In 1983, Spry, who had been the sole trustee of the trust, stepped down as trustee and appointed Helen as trustee. However, Spry retained the power to appoint and remove trustees.
In 1988, when the marriage was in difficulty, Spry again varied the trust, excluding both himself and Helen from the class of beneficiaries.
In 2001, the couple separated. Within three months, Spry divided the trust property into four parts, to be distributed equally among four separate trusts he established for each of his daughters. Spry and each daughter were jointly responsible for appointing and removing the trustee of each of those trusts.
In 2003, the couple divorced. The effect of the divorce was that Helen was no longer a beneficiary of the trust and could no longer benefit from it.
Helen argued that the trust property was joint marital property and should be divisible between the parties. She asked the court to hold that Spry’s exclusion of himself and Helen from the beneficiaries, and his transfer of the trust property into the daughters’ trusts, should be set aside.

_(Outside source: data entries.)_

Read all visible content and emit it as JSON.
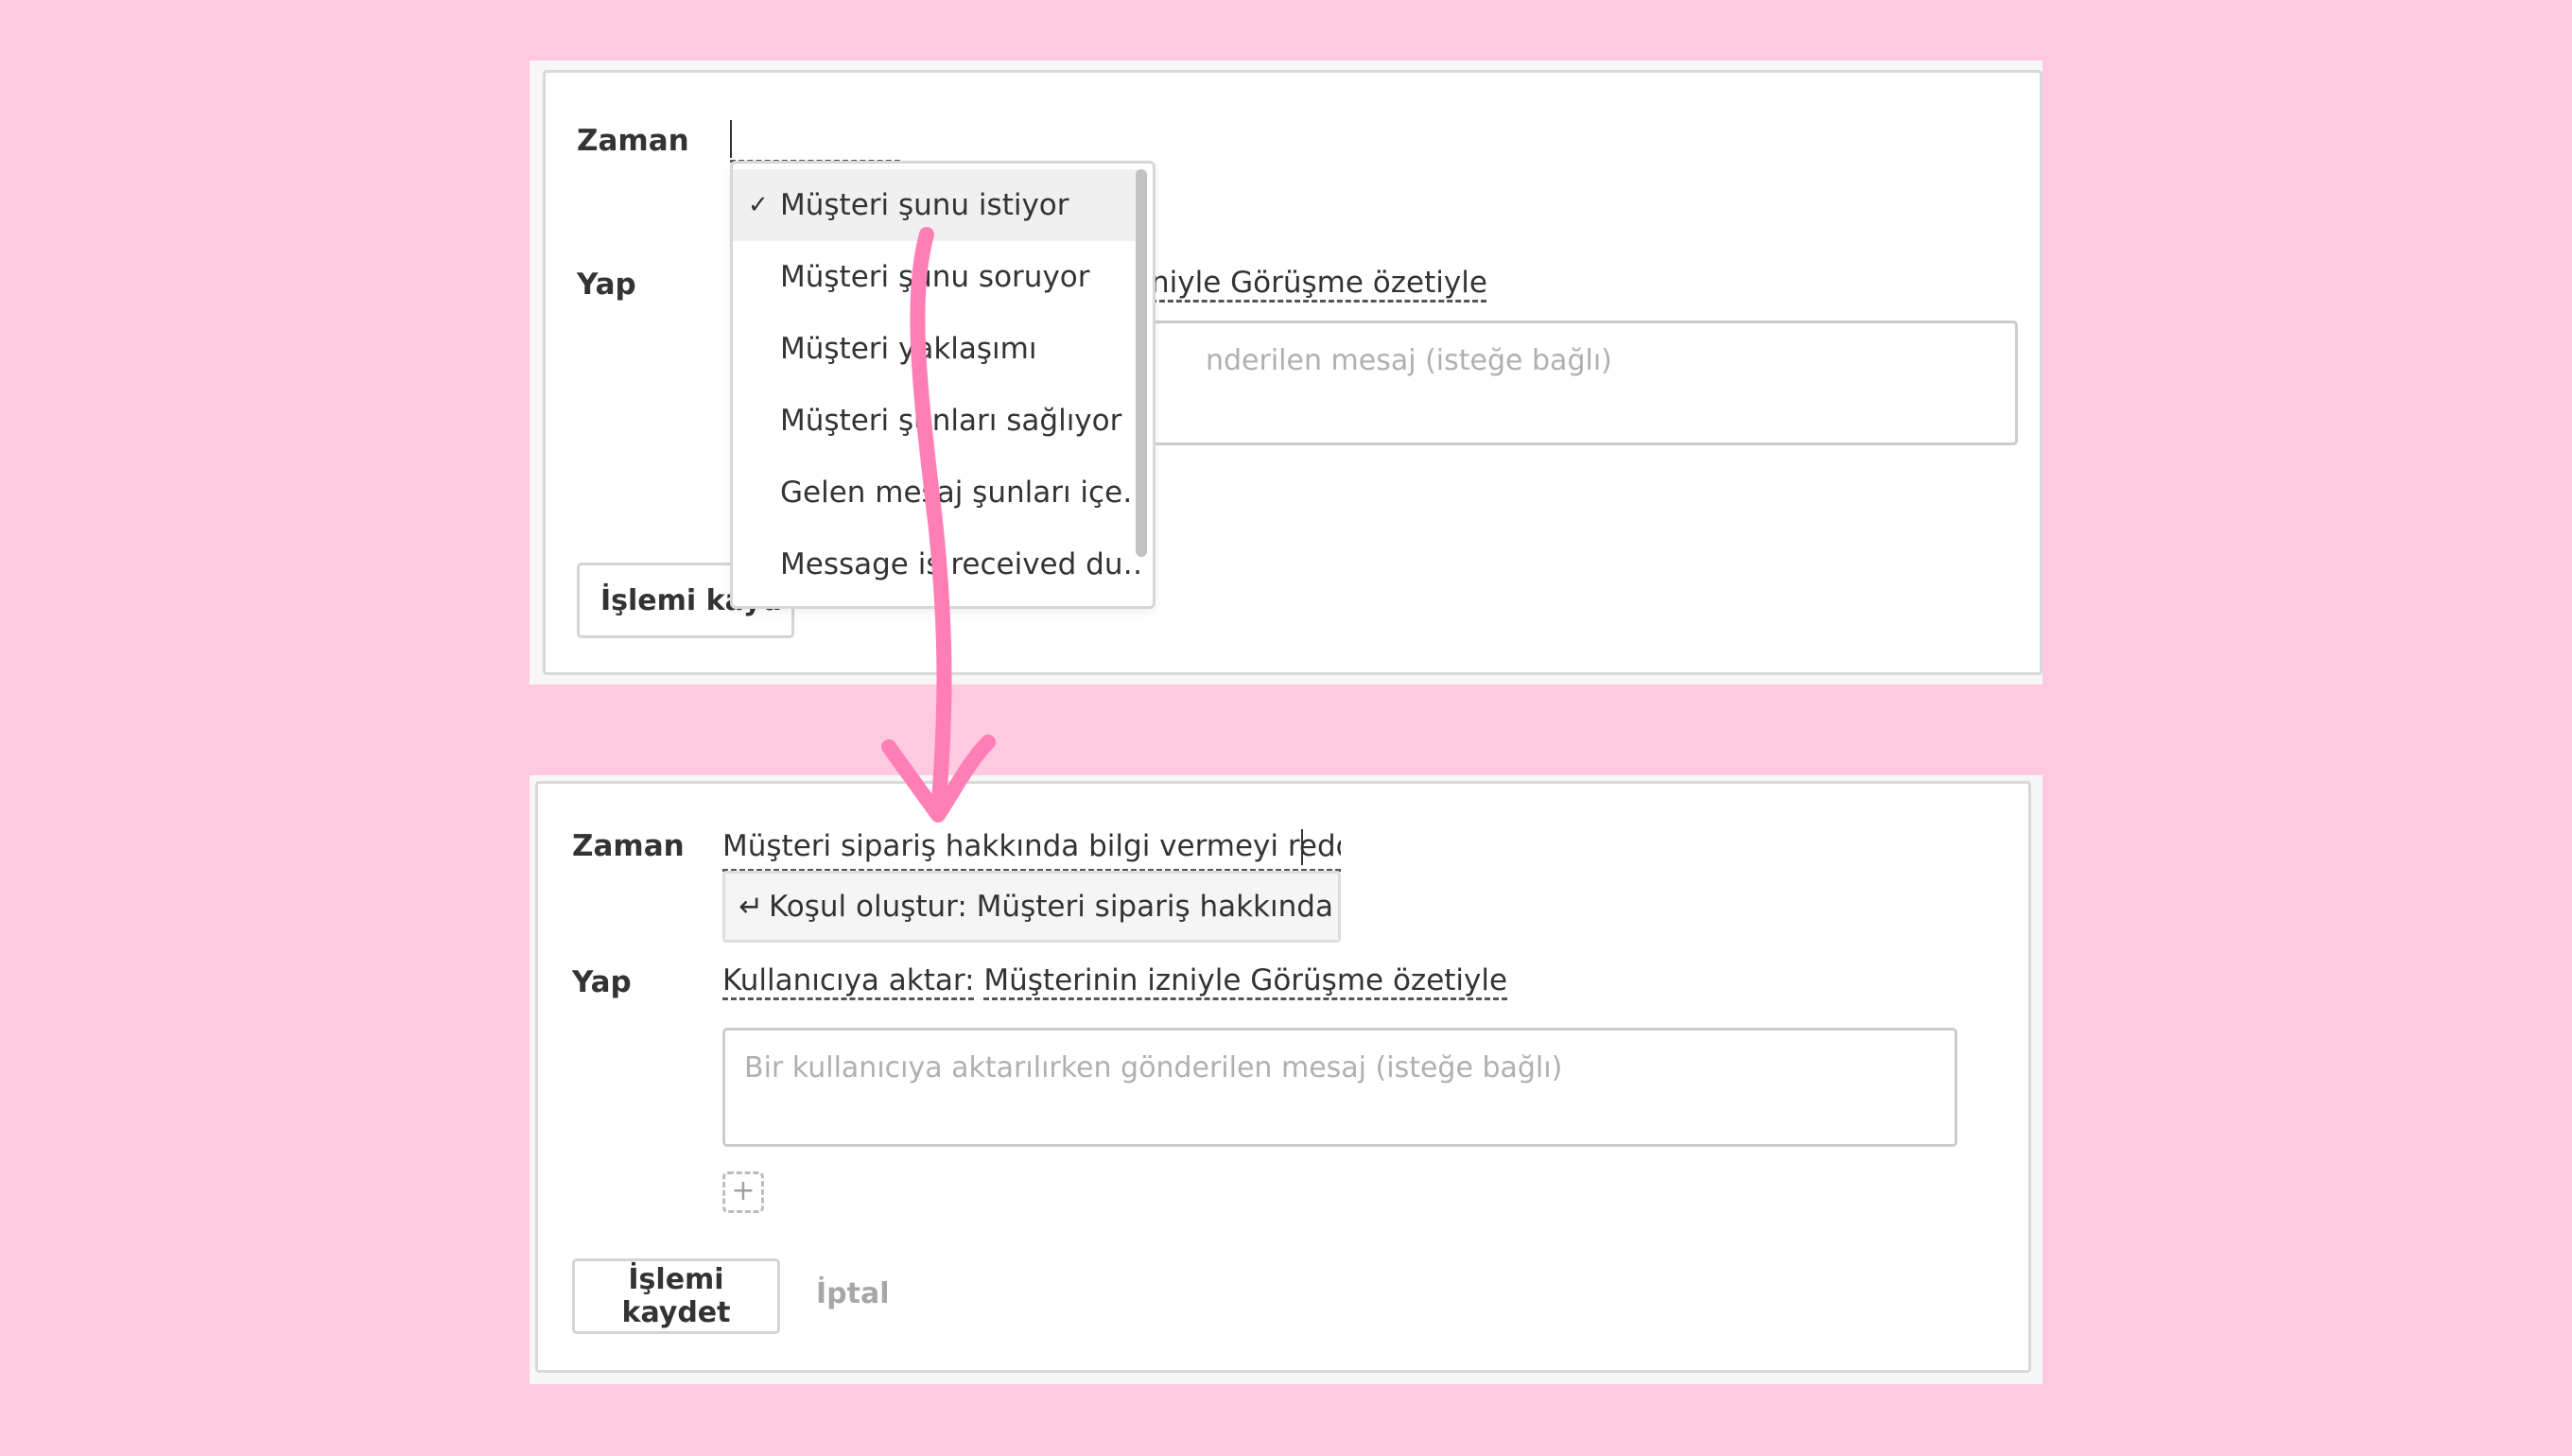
{
  "colors": {
    "background": "#ffc9e0",
    "arrow": "#ff7eb6",
    "text": "#333333",
    "placeholder": "#b0b0b0",
    "muted_link": "#a7a7a7"
  },
  "top": {
    "when_label": "Zaman",
    "do_label": "Yap",
    "do_value_visible": "niyle Görüşme özetiyle",
    "message_placeholder_visible": "nderilen mesaj (isteğe bağlı)",
    "save_button_visible": "İşlemi kayd",
    "dropdown": {
      "items": [
        {
          "label": "Müşteri şunu istiyor",
          "selected": true
        },
        {
          "label": "Müşteri şunu soruyor",
          "selected": false
        },
        {
          "label": "Müşteri yaklaşımı",
          "selected": false
        },
        {
          "label": "Müşteri şunları sağlıyor",
          "selected": false
        },
        {
          "label": "Gelen mesaj şunları içe…",
          "selected": false
        },
        {
          "label": "Message is received du…",
          "selected": false
        }
      ],
      "check_icon": "✓"
    }
  },
  "bottom": {
    "when_label": "Zaman",
    "when_value": "Müşteri sipariş hakkında bilgi vermeyi reddediy",
    "suggestion_icon": "↵",
    "suggestion": "Koşul oluştur: Müşteri sipariş hakkında ...",
    "do_label": "Yap",
    "do_prefix": "Kullanıcıya aktar:",
    "do_value": "Müşterinin izniyle Görüşme özetiyle",
    "message_placeholder": "Bir kullanıcıya aktarılırken gönderilen mesaj (isteğe bağlı)",
    "add_icon": "+",
    "save_button": "İşlemi kaydet",
    "cancel_link": "İptal"
  }
}
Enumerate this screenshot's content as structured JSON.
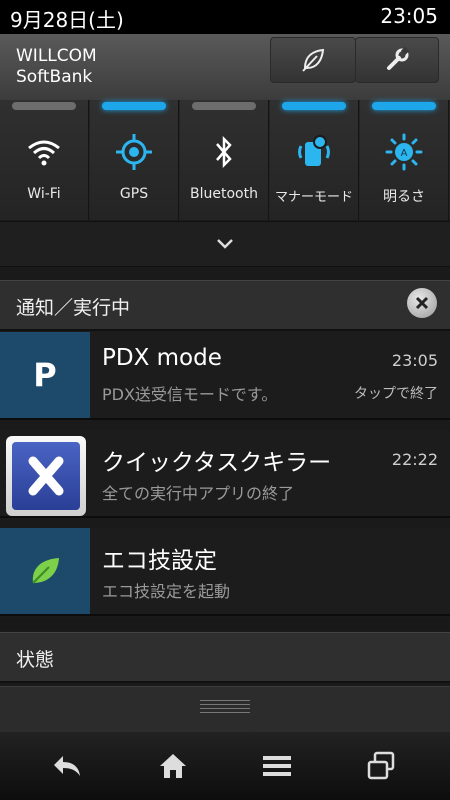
{
  "status_bar": {
    "date": "9月28日(土)",
    "time": "23:05"
  },
  "carrier": {
    "line1": "WILLCOM",
    "line2": "SoftBank"
  },
  "quick_toggles": [
    {
      "label": "Wi-Fi",
      "icon": "wifi-icon",
      "on": false
    },
    {
      "label": "GPS",
      "icon": "gps-icon",
      "on": true
    },
    {
      "label": "Bluetooth",
      "icon": "bluetooth-icon",
      "on": false
    },
    {
      "label": "マナーモード",
      "icon": "manner-mode-icon",
      "on": true
    },
    {
      "label": "明るさ",
      "icon": "brightness-icon",
      "on": true
    }
  ],
  "sections": {
    "notifications": "通知／実行中",
    "status": "状態"
  },
  "notifications": [
    {
      "title": "PDX mode",
      "text": "PDX送受信モードです。",
      "time": "23:05",
      "action": "タップで終了",
      "icon_text": "P"
    },
    {
      "title": "クイックタスクキラー",
      "text": "全ての実行中アプリの終了",
      "time": "22:22"
    },
    {
      "title": "エコ技設定",
      "text": "エコ技設定を起動"
    }
  ],
  "colors": {
    "accent": "#1ea6ea",
    "notif_icon_bg": "#1d4a6b"
  }
}
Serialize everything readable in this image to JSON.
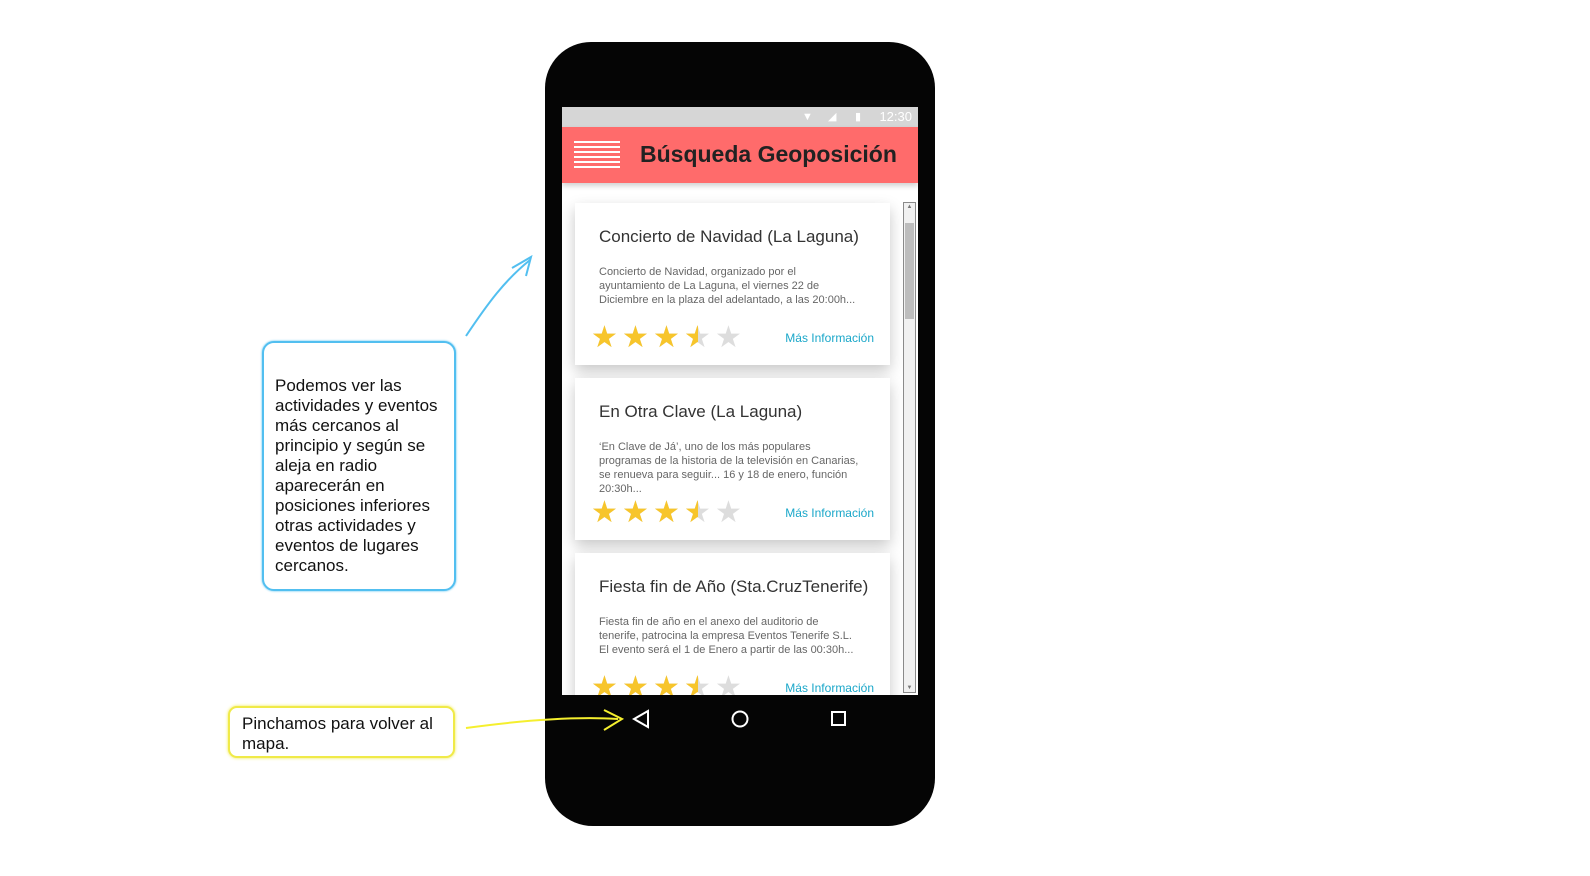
{
  "status_bar": {
    "time": "12:30",
    "icons": [
      "wifi-icon",
      "signal-icon",
      "battery-icon"
    ]
  },
  "app_bar": {
    "title": "Búsqueda Geoposición",
    "menu_icon": "hamburger-menu-icon",
    "color": "#ff6b6b"
  },
  "events": [
    {
      "title": "Concierto de Navidad (La Laguna)",
      "description": "Concierto de Navidad, organizado por el ayuntamiento de La Laguna, el viernes 22 de Diciembre en la plaza del adelantado, a las 20:00h...",
      "rating": 3.5,
      "rating_max": 5,
      "link": "Más Información"
    },
    {
      "title": "En Otra Clave (La Laguna)",
      "description": "‘En Clave de Já’, uno de los más populares programas de la historia de la televisión en Canarias, se renueva para seguir... 16 y 18 de enero, función 20:30h...",
      "rating": 3.5,
      "rating_max": 5,
      "link": "Más Información"
    },
    {
      "title": "Fiesta fin de Año (Sta.CruzTenerife)",
      "description": "Fiesta fin de año en el anexo del auditorio de tenerife, patrocina la empresa Eventos Tenerife S.L. El evento será el 1 de Enero a partir de las 00:30h...",
      "rating": 3.5,
      "rating_max": 5,
      "link": "Más Información"
    }
  ],
  "nav_bar": {
    "icons": [
      "back-triangle-icon",
      "home-circle-icon",
      "recents-square-icon"
    ]
  },
  "annotations": {
    "list_note": "Podemos ver las actividades y eventos más cercanos al principio y según se aleja en radio aparecerán en posiciones inferiores otras actividades y eventos de lugares cercanos.",
    "back_note": "Pinchamos para volver al mapa."
  },
  "colors": {
    "star": "#f7c52b",
    "star_empty": "#dddddd",
    "link": "#1aa7c9",
    "blue_callout": "#52bff0",
    "yellow_callout": "#f0ea48"
  }
}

The court ultimately found in Helen’s favour, ordering Spry to pay Helen more than two million Australian dollars. In other words, the court accepted that the trust could form part of the asset pool under family law and be divided on divorce.
Trust assets are typically treated as “property” under family law, even though, strictly speaking, ownership has changed. In this case, the court allowed the family trust to be included in the asset pool because the judge found “certain facts in this case establish a strong connection between the trust assets and the husband”. In other words, the trust property did not operate entirely independently of Spry.
Conclusion
In summary, trusts are a particularly special and complex form of property under family law. Whether and how a trust can be divided on a property settlement must be assessed case by case, and there is no standardised, one-size-fits-all formula. In Australia, setting up a family trust — whether for tax or other reasons — is a common arrangement. If you are considering establishing a trust, it is essential to consult a lawyer in advance about the relevant issues, including the purpose of the trust, the process, the types of property involved, the roles within the trust, and how the trust would be treated if your marital circumstances were to change in the future.